Six-time Grammy winner and Oscar nominated trumpeter and composer Terence Blanchard will also join Drexler, no doubt to discuss the massive success he's had not just as a bandleader and recording artist but as a composer for screen and, most recently, stage.

After leading 20 jazz recording dates and scoring over 40 movies, Blanchard, over the last handful of years, has earned near unanimous acclaim, for composing opera. His first, Champion, “an opera in jazz” about former welterweight champ Emile Griffith who fought prejudiced attitudes about his sexuality — he was bisexual — and torment over having unintentionally killed an opponent in the ring, debuted in St. Louis in 2013 and earned critical praise in productions at SFJAZZ and The Kennedy Center.

Then, in late September 2021, Blanchard became the first Black composer to premiere an original opera at The Metropolitan Opera. With music by Blanchard and a libretto by actor/director/screenwriter Kasi Lemmons, Fire Shut Up in My Bones — an adaptation of New York Times columnist Charles Blow’s bestselling memoir about childhood trauma and its layered emotional fallout — opened the Met’s 2021-2022 season to tremendous fanfare. 
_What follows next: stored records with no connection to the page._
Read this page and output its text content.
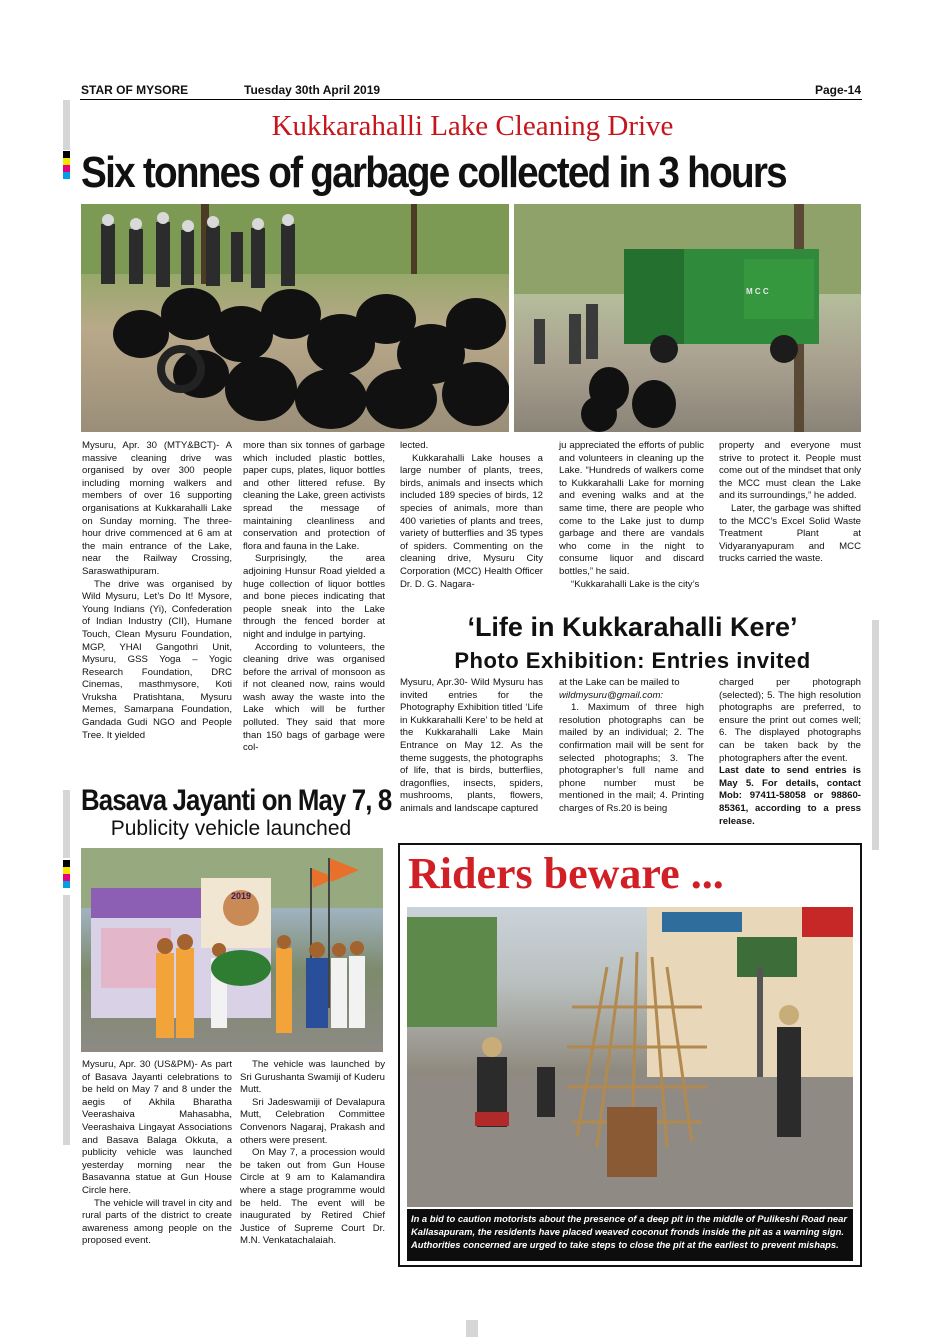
STAR OF MYSORE	Tuesday 30th April 2019	Page-14
Kukkarahalli Lake Cleaning Drive
Six tonnes of garbage collected in 3 hours
M C C

Mysuru, Apr. 30 (MTY&BCT)- A massive cleaning drive was organised by over 300 people including morning walkers and members of over 16 supporting organisations at Kukkarahalli Lake on Sunday morning. The three-hour drive commenced at 6 am at the main entrance of the Lake, near the Railway Crossing, Saraswathipuram.

The drive was organised by Wild Mysuru, Let’s Do It! Mysore, Young Indians (Yi), Confederation of Indian Industry (CII), Humane Touch, Clean Mysuru Foundation, MGP, YHAI Gangothri Unit, Mysuru, GSS Yoga – Yogic Research Foundation, DRC Cinemas, masthmysore, Koti Vruksha Pratishtana, Mysuru Memes, Samarpana Foundation, Gandada Gudi NGO and People Tree. It yielded

more than six tonnes of garbage which included plastic bottles, paper cups, plates, liquor bottles and other littered refuse. By cleaning the Lake, green activists spread the message of maintaining cleanliness and conservation and protection of flora and fauna in the Lake.

Surprisingly, the area adjoining Hunsur Road yielded a huge collection of liquor bottles and bone pieces indicating that people sneak into the Lake through the fenced border at night and indulge in partying.

According to volunteers, the cleaning drive was organised before the arrival of monsoon as if not cleaned now, rains would wash away the waste into the Lake which will be further polluted. They said that more than 150 bags of garbage were col-

lected.

Kukkarahalli Lake houses a large number of plants, trees, birds, animals and insects which included 189 species of birds, 12 species of animals, more than 400 varieties of plants and trees, variety of butterflies and 35 types of spiders. Commenting on the cleaning drive, Mysuru City Corporation (MCC) Health Officer Dr. D. G. Nagara-

ju appreciated the efforts of public and volunteers in cleaning up the Lake. “Hundreds of walkers come to Kukkarahalli Lake for morning and evening walks and at the same time, there are people who come to the Lake just to dump garbage and there are vandals who come in the night to consume liquor and discard bottles,” he said.

“Kukkarahalli Lake is the city’s

property and everyone must strive to protect it. People must come out of the mindset that only the MCC must clean the Lake and its surroundings,” he added.

Later, the garbage was shifted to the MCC’s Excel Solid Waste Treatment Plant at Vidyaranyapuram and MCC trucks carried the waste.

‘Life in Kukkarahalli Kere’
Photo Exhibition: Entries invited

Mysuru, Apr.30- Wild Mysuru has invited entries for the Photography Exhibition titled ‘Life in Kukkarahalli Kere’ to be held at the Kukkarahalli Lake Main Entrance on May 12. As the theme suggests, the photographs of life, that is birds, butterflies, dragonflies, insects, spiders, mushrooms, plants, flowers, animals and landscape captured

at the Lake can be mailed to

wildmysuru@gmail.com:

1. Maximum of three high resolution photographs can be mailed by an individual; 2. The confirmation mail will be sent for selected photographs; 3. The photographer’s full name and phone number must be mentioned in the mail; 4. Printing charges of Rs.20 is being

charged per photograph (selected); 5. The high resolution photographs are preferred, to ensure the print out comes well; 6. The displayed photographs can be taken back by the photographers after the event.

Last date to send entries is May 5. For details, contact Mob: 97411-58058 or 98860-85361, according to a press release.

Basava Jayanti on May 7, 8
Publicity vehicle launched
2019

Mysuru, Apr. 30 (US&PM)- As part of Basava Jayanti celebrations to be held on May 7 and 8 under the aegis of Akhila Bharatha Veerashaiva Mahasabha, Veerashaiva Lingayat Associations and Basava Balaga Okkuta, a publicity vehicle was launched yesterday morning near the Basavanna statue at Gun House Circle here.

The vehicle will travel in city and rural parts of the district to create awareness among people on the proposed event.

The vehicle was launched by Sri Gurushanta Swamiji of Kuderu Mutt.

Sri Jadeswamiji of Devalapura Mutt, Celebration Committee Convenors Nagaraj, Prakash and others were present.

On May 7, a procession would be taken out from Gun House Circle at 9 am to Kalamandira where a stage programme would be held. The event will be inaugurated by Retired Chief Justice of Supreme Court Dr. M.N. Venkatachalaiah.

Riders beware ...
In a bid to caution motorists about the presence of a deep pit in the middle of Pulikeshi Road near Kallasapuram, the residents have placed weaved coconut fronds inside the pit as a warning sign. Authorities concerned are urged to take steps to close the pit at the earliest to prevent mishaps.
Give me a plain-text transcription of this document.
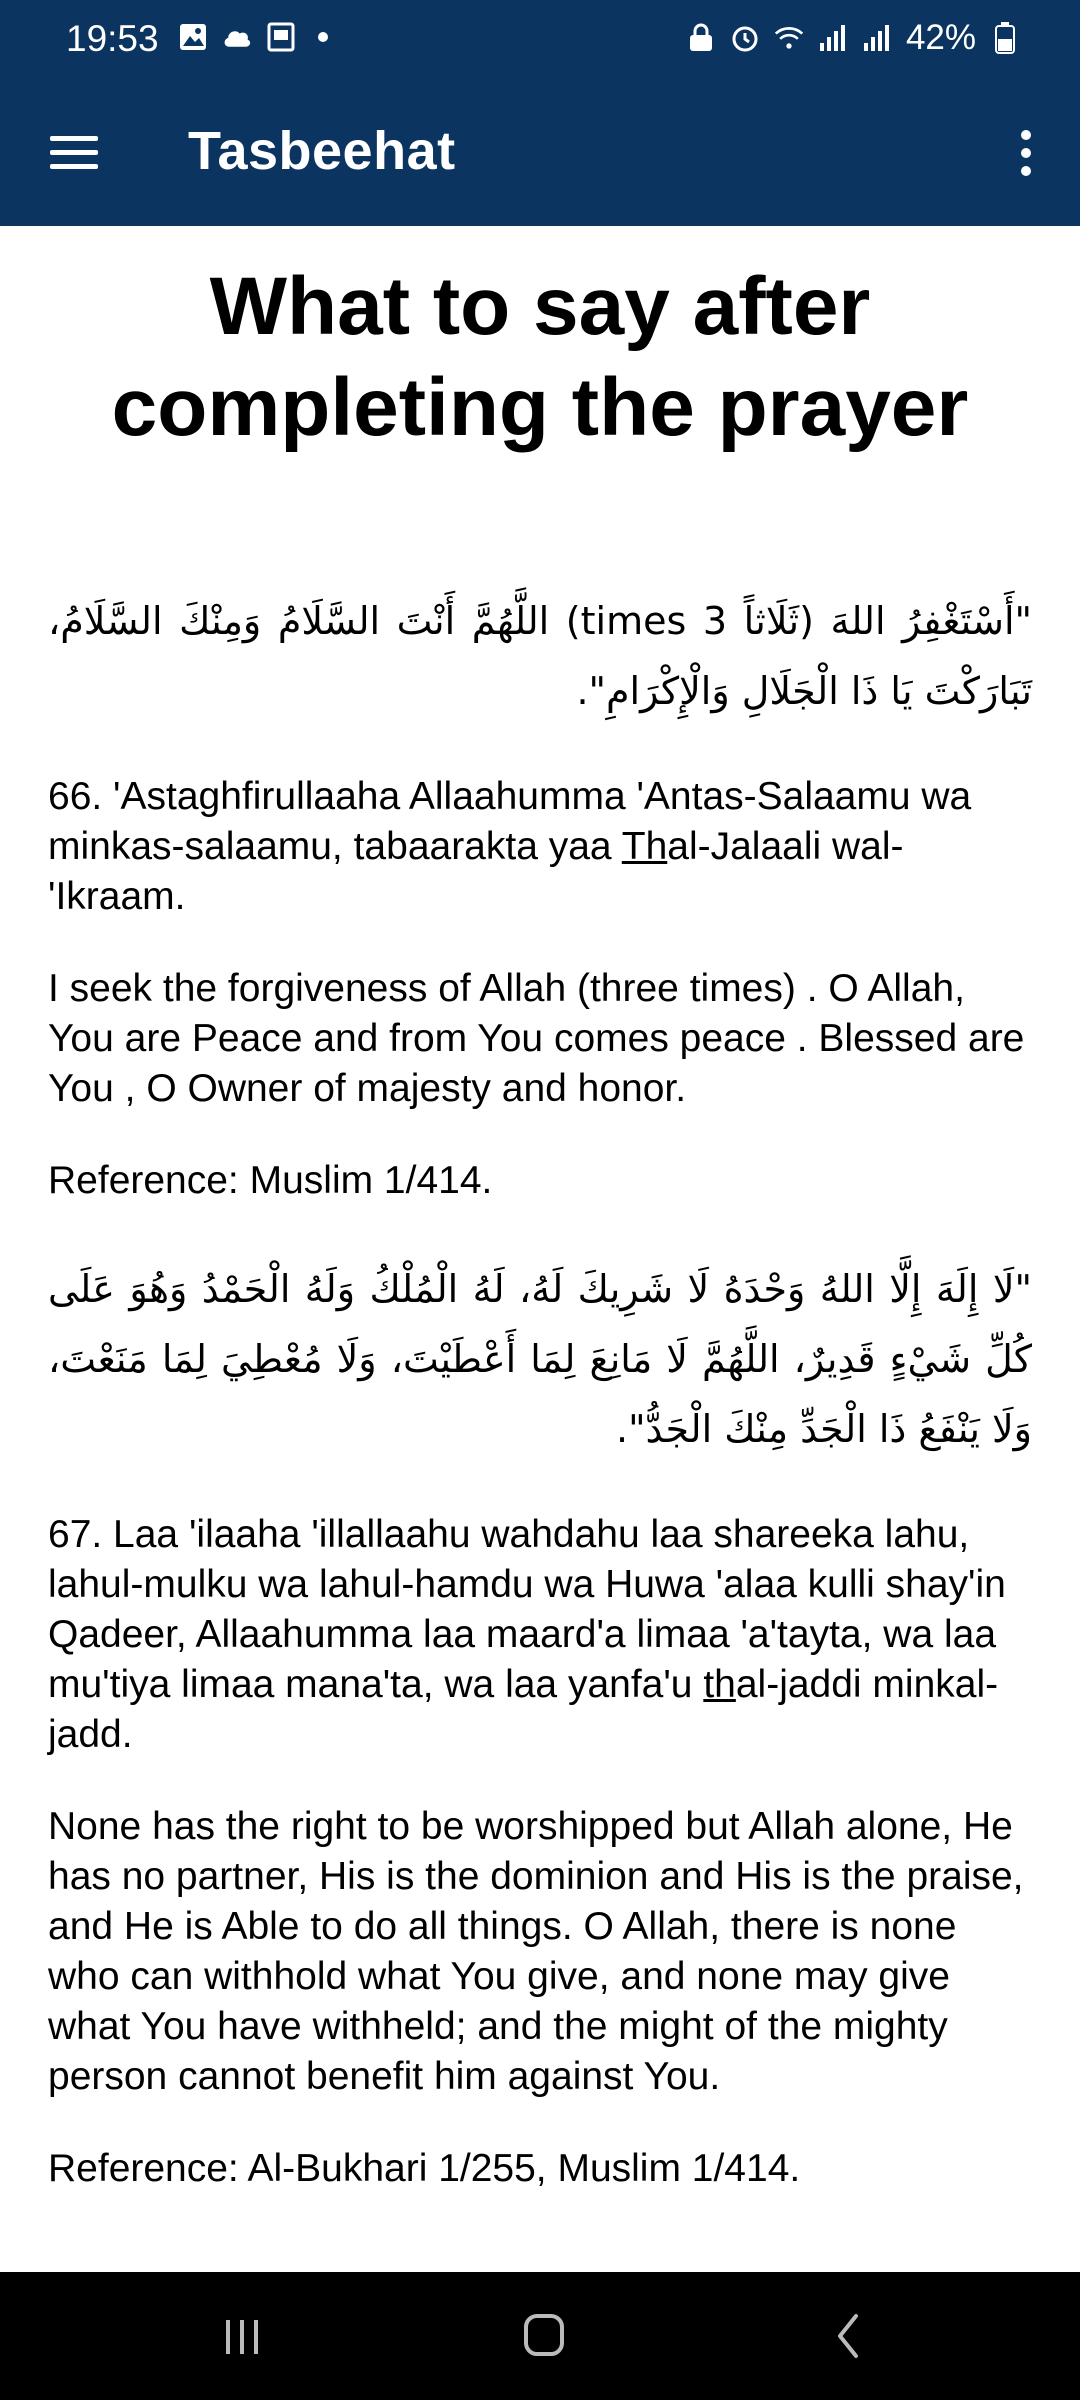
19:53	42%
Tasbeehat
What to say after completing the prayer
"أَسْتَغْفِرُ اللهَ (ثَلَاثاً 3 times) اللَّهُمَّ أَنْتَ السَّلَامُ وَمِنْكَ السَّلَامُ، تَبَارَكْتَ يَا ذَا الْجَلَالِ وَالْإِكْرَامِ".
66. 'Astaghfirullaaha Allaahumma 'Antas-Salaamu wa minkas-salaamu, tabaarakta yaa Thal-Jalaali wal-'Ikraam.
I seek the forgiveness of Allah (three times) . O Allah, You are Peace and from You comes peace . Blessed are You , O Owner of majesty and honor.
Reference: Muslim 1/414.
"لَا إِلَهَ إِلَّا اللهُ وَحْدَهُ لَا شَرِيكَ لَهُ، لَهُ الْمُلْكُ وَلَهُ الْحَمْدُ وَهُوَ عَلَى كُلِّ شَيْءٍ قَدِيرٌ، اللَّهُمَّ لَا مَانِعَ لِمَا أَعْطَيْتَ، وَلَا مُعْطِيَ لِمَا مَنَعْتَ، وَلَا يَنْفَعُ ذَا الْجَدِّ مِنْكَ الْجَدُّ".
67. Laa 'ilaaha 'illallaahu wahdahu laa shareeka lahu, lahul-mulku wa lahul-hamdu wa Huwa 'alaa kulli shay'in Qadeer, Allaahumma laa maard'a limaa 'a'tayta, wa laa mu'tiya limaa mana'ta, wa laa yanfa'u thal-jaddi minkal-jadd.
None has the right to be worshipped but Allah alone, He has no partner, His is the dominion and His is the praise, and He is Able to do all things. O Allah, there is none who can withhold what You give, and none may give what You have withheld; and the might of the mighty person cannot benefit him against You.
Reference: Al-Bukhari 1/255, Muslim 1/414.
After a revival at the Met in 2024, Blanchard brings his longtime band, the E Collective, to The Conrad Prebys Performing Arts Center in La Jolla on Jan. 19, where, joined by the Turtle Island Quartet (winners of a Grammy for string arrangements of John Coltrane's A Love Supreme) and guest opera vocalists Justin Austin (baritone) and Adrienne Danrich (soprano), they will present a suite of musical selections from the opera in a concert format. 

If you're interested in exactly what that will look and sound like, tune in! That's Mays and Blanchard, in conversation with Dave Drexler, this Sunday night at 6 p.m. PT on "Inside Art."